My next stop on my trip is in the city of Tajimi. Located in the center of Honshu (Japan’s largest island), Chubu region and Gifu prefecture, the city is famous for its clay. Gifu prefecture is also known to be the center of the creation of ceramics in Japan. Many craft or industrial enterprises are located in the region. Including the TYK factory located in the city of Tajimi where I will work for the next two months. Yes, the trip is costing me money and I have to feed my bank account to continue the rest of my journey. TYK is a factory creating refractories and technical ceramics. Refractories are materials capable of withstanding very high heat, especially used in the iron and steel industry. I do not hide it from you, it’s my dad who works at Arcelor-Mittal (the biggest steel producer in the world), at the factory of Fos-sur-Mer (Bouches du Rhône) who has contacts with TYK, who found me the job. In the end, it’s more of an “internship” than I do a real job. Which is logical since I have zero experience in the field.
I go to the souvenir and specialty shops at the airport to buy a little gift for the people of TYK. My choice will be small donuts made with Kokutou (a syrup made from sugar cane). The packaging is very pretty.
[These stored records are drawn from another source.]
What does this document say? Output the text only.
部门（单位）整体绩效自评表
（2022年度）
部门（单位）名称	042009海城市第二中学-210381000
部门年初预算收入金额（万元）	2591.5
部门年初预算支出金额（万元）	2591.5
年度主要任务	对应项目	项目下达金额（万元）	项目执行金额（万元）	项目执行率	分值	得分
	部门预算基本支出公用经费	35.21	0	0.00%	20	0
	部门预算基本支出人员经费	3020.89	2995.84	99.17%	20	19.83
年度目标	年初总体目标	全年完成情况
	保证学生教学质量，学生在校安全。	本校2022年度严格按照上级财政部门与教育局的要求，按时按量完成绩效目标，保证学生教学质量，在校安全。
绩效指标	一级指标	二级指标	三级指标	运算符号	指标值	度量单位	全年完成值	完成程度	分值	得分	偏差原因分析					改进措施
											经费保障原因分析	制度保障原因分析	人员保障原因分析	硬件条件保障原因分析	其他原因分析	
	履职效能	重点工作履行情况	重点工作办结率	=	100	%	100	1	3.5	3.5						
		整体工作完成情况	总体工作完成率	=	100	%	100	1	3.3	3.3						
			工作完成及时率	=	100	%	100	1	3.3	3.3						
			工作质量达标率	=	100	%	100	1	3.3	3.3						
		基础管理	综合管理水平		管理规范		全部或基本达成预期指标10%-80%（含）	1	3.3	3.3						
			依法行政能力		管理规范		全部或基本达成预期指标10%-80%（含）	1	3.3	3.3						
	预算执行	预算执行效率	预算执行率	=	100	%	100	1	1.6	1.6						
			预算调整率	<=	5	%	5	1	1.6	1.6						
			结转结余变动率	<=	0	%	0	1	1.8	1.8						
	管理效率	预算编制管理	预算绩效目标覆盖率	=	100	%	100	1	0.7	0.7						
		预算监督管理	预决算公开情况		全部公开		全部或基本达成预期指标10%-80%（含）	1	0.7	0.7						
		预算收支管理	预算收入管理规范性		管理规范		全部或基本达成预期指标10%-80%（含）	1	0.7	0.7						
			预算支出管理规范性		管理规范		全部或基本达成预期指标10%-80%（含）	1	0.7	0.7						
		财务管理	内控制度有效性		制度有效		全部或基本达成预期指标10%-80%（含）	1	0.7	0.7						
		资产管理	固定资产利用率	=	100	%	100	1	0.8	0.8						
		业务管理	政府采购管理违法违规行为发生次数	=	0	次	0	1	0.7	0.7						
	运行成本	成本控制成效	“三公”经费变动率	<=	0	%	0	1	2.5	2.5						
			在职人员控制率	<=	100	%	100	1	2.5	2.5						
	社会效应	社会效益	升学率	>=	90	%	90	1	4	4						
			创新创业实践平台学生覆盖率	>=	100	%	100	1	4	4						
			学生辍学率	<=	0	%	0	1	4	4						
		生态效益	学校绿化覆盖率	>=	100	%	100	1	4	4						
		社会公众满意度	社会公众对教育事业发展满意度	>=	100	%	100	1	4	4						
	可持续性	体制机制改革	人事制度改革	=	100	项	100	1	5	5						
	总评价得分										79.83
A few hours later I arrived in Nagoya, one of the largest cities in the country, located in the Chûbu region. There I find Mr. Susuki, one of my contacts at the factory who drives me to Tajimi. Along the way we pass the city of Toyota housing the famous car factory. 1h30 drive later, here we are. This is the beginning of the mountainous region of central Japan, it is very cold. The shock is harsh compared to the pleasant temperature of Okinawa, just a few hours ago. Mr. Susuki takes me to the TYK dormitory where a small studio has been prepared just for me. Hallelujah, I have my own bathroom. I meet the owners who manage the dormitory, a couple of little old people very friendly but who do not speak a word of English. Then Mr. Susuki offers me to eat together, which I gladly accept. Mr. Susuki is very kind and particularly impressed by my trip to Japan. He tells me that I will work in the Research Center & amp; Development and that the fact that I have no knowledge in the sector does not pose a problem.
I spend a quiet Sunday resting before attacking the job. So here I am for two months of factory work in central Japan. I hope to be able to sympathize with Japanese people and to integrate a little more in the culture. I will also enjoy my weekends to visit the area. See you soon for a return on my work and my life in Tajimi!